Les leviers d’action sur la courbe sont la température, la dose d’ensemencement, le temps et le type de préparation du lait. Si on agit sur la dose d’ensemencement, plus la dose est importante, plus le temps de latence en début d’acidification est court. À l’inverse, plus la température de caillage est élevée, plus la pente de la courbe est inclinée, on accélère l’acidification.

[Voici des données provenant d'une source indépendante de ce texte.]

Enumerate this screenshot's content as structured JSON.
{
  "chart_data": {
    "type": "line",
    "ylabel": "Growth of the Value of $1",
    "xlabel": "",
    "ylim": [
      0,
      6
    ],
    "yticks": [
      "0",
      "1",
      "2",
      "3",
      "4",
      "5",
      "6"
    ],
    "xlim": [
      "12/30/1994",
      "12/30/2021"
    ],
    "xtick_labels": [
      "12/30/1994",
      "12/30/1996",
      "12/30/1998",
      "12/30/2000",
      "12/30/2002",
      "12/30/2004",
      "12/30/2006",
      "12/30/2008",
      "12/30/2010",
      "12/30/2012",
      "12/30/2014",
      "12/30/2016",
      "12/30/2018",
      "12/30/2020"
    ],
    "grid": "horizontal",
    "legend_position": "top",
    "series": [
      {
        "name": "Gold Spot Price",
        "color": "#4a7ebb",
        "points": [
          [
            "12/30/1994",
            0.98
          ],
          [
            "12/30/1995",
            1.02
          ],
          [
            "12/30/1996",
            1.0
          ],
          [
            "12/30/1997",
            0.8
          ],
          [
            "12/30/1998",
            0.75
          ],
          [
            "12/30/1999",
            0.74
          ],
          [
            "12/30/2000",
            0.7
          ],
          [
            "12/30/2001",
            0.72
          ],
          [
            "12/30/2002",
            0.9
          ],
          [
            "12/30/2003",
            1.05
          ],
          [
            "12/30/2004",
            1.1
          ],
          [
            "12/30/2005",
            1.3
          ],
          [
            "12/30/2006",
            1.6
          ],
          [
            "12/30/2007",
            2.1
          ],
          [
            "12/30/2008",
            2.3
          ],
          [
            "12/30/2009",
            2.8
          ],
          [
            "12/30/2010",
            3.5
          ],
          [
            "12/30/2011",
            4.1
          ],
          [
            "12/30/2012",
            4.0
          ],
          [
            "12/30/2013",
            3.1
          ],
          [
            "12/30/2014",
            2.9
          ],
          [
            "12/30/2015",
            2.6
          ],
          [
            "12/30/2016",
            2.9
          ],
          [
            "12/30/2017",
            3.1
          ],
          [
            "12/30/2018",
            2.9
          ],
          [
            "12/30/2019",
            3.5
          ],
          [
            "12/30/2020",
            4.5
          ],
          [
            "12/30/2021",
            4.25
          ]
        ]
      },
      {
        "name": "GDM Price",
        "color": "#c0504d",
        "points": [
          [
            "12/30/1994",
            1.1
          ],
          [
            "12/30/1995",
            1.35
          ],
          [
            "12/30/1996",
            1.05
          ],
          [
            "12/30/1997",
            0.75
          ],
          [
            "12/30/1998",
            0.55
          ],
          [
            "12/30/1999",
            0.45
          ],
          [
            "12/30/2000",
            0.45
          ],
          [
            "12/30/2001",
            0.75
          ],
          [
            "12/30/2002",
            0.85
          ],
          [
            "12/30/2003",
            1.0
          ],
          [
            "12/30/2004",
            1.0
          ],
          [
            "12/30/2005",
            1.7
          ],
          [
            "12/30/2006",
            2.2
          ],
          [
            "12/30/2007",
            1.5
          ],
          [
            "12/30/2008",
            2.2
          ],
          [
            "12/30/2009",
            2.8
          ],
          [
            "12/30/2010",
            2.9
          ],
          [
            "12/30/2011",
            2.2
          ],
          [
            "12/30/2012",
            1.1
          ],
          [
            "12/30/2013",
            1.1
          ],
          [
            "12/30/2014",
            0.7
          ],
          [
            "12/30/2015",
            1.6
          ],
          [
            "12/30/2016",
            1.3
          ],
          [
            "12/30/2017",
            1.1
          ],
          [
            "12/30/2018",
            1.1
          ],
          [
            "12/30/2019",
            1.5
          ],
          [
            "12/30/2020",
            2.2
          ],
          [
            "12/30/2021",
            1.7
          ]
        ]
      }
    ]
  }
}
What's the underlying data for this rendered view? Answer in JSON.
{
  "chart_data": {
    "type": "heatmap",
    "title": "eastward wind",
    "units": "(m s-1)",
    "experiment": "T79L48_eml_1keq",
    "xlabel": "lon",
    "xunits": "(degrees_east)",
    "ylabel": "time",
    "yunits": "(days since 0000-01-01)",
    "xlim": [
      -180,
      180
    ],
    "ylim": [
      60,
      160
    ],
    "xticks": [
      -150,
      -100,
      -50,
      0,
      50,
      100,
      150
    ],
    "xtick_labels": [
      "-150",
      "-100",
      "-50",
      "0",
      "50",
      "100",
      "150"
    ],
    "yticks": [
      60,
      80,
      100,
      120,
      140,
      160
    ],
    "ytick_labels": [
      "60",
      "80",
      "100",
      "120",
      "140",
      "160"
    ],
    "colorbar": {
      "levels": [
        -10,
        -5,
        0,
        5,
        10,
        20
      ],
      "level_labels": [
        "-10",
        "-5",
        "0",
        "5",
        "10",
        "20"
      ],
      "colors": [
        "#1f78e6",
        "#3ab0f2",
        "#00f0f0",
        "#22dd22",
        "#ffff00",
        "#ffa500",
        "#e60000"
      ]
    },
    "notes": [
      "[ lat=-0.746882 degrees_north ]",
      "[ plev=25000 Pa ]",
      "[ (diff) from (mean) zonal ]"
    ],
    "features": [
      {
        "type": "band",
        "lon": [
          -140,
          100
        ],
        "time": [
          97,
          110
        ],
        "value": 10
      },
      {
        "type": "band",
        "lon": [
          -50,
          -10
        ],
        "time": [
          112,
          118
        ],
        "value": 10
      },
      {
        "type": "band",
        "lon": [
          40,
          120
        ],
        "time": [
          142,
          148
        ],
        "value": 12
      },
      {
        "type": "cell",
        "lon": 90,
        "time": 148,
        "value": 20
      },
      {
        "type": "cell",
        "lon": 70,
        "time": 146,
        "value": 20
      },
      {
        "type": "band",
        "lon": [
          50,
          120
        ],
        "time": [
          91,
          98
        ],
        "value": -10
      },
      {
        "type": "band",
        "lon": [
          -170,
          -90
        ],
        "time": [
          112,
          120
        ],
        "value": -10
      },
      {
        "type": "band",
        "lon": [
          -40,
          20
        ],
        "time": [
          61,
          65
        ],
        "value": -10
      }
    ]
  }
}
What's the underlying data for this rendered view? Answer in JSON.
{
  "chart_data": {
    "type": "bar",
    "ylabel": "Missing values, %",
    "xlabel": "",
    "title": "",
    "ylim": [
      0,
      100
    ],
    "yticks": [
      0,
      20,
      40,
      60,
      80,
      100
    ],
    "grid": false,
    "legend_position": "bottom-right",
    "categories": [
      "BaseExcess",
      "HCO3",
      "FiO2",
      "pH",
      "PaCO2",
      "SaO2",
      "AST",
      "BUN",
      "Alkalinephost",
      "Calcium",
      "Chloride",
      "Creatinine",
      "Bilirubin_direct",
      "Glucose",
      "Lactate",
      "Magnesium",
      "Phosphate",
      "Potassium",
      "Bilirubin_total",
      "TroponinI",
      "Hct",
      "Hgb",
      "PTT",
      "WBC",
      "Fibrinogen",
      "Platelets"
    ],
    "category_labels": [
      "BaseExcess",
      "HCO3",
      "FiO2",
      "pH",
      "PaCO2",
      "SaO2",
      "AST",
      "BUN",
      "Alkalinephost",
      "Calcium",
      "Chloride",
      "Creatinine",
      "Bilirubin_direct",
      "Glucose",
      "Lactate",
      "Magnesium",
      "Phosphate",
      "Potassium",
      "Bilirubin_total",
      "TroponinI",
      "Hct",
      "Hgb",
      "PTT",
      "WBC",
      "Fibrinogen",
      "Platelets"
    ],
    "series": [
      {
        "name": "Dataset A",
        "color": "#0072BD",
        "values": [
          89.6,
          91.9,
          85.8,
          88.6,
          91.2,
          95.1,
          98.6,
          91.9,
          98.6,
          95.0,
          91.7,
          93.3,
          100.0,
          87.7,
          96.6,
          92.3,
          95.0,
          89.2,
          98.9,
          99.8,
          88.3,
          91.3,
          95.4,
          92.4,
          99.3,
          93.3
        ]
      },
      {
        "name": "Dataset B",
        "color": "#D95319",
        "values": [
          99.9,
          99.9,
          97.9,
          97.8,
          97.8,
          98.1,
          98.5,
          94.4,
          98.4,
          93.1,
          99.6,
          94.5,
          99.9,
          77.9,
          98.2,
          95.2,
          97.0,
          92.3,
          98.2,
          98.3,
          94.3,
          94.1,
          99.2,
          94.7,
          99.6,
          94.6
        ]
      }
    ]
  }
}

Article réalisé d’après les fiches du Pep Caprin Rhône-Alpes, à retrouver sur le site de la ferme expérimentale caprine du Pradel, Cap’Pradel
Pourquoi suivre l’acidification ?
Des mesures régulières permettent en premier lieu de connaître les paramètres de fabrication qui fonctionnent bien et ainsi les reproduire plus facilement. C’est aussi important si plusieurs personnes travaillent en fromagerie pour assurer la transmission des consignes et méthodes. Autre intérêt, le suivi de la campagne de fabrication pour anticiper les changements de saison, d’alimentation… Cela permet également de détecter rapidement des dérives et d’intervenir avant une détérioration forte de la situation. Enfin, avoir des informations précises sur ses paramètres de fabrication facilite les échanges entre éleveurs et avec son conseiller, que ce soit pour se comparer ou diagnostiquer un problème de transformation.
Acidité Dornic ou pH, quelle différence ?
Deux unités existent pour mesurer l’acidification : l’acidité Dornic et le pH. À chacun de choisir la méthode qui lui convient le mieux.
La maîtrise des fabrications de fromages lactiques passe par l’utilisation d’outils de mesure : thermomètre, acidimètre Dornic ou pH-mètre ou bandelette de papier pH, calculette et flacon doseur. Plus précisément sur l’acidification, il existe deux mesures : l’acidité Dornic (A°D) et le pH.
L’acidité Dornic correspond à la quantité d’acide lactique contenue dans 1 litre de solution, 1°D = 0,1 gramme d’acide lactique. Par exemple, 15°D correspond à 1,5 gramme d’acide lactique par litre de lait. L’acidité initiale du lait est liée à sa composition en protéines et minéraux. Comme il n’y a pas de bactéries lactiques dans la mamelle, il ne s’y déroule ni fermentation ni production d’acide lactique. Selon la méthode Dornic, le titrage s’effectue à l’aide d’une solution de soude à N/9 (0,111 mol/l) et de phénolphtaléine.
Ne pas comparer les deux mesures
Le pH, ou potentiel hydrogène, est la mesure de l’acidité ou de la basicité d’une solution. Il traduit une mesure de l’activité chimique des ions hydrogènes H+ (appelés aussi couramment protons) ou la concentration en ions H+ dans un produit. Plus un produit est acide, plus il contient d’ions H+ et plus son pH est bas. Le pH varie de 0 à 14.
Comme l’acidité Dornic et le pH ne mesurent pas la même chose (des ions ou de l’acide lactique), on ne peut jamais affirmer que telle acidité Dornic est égale à tel pH.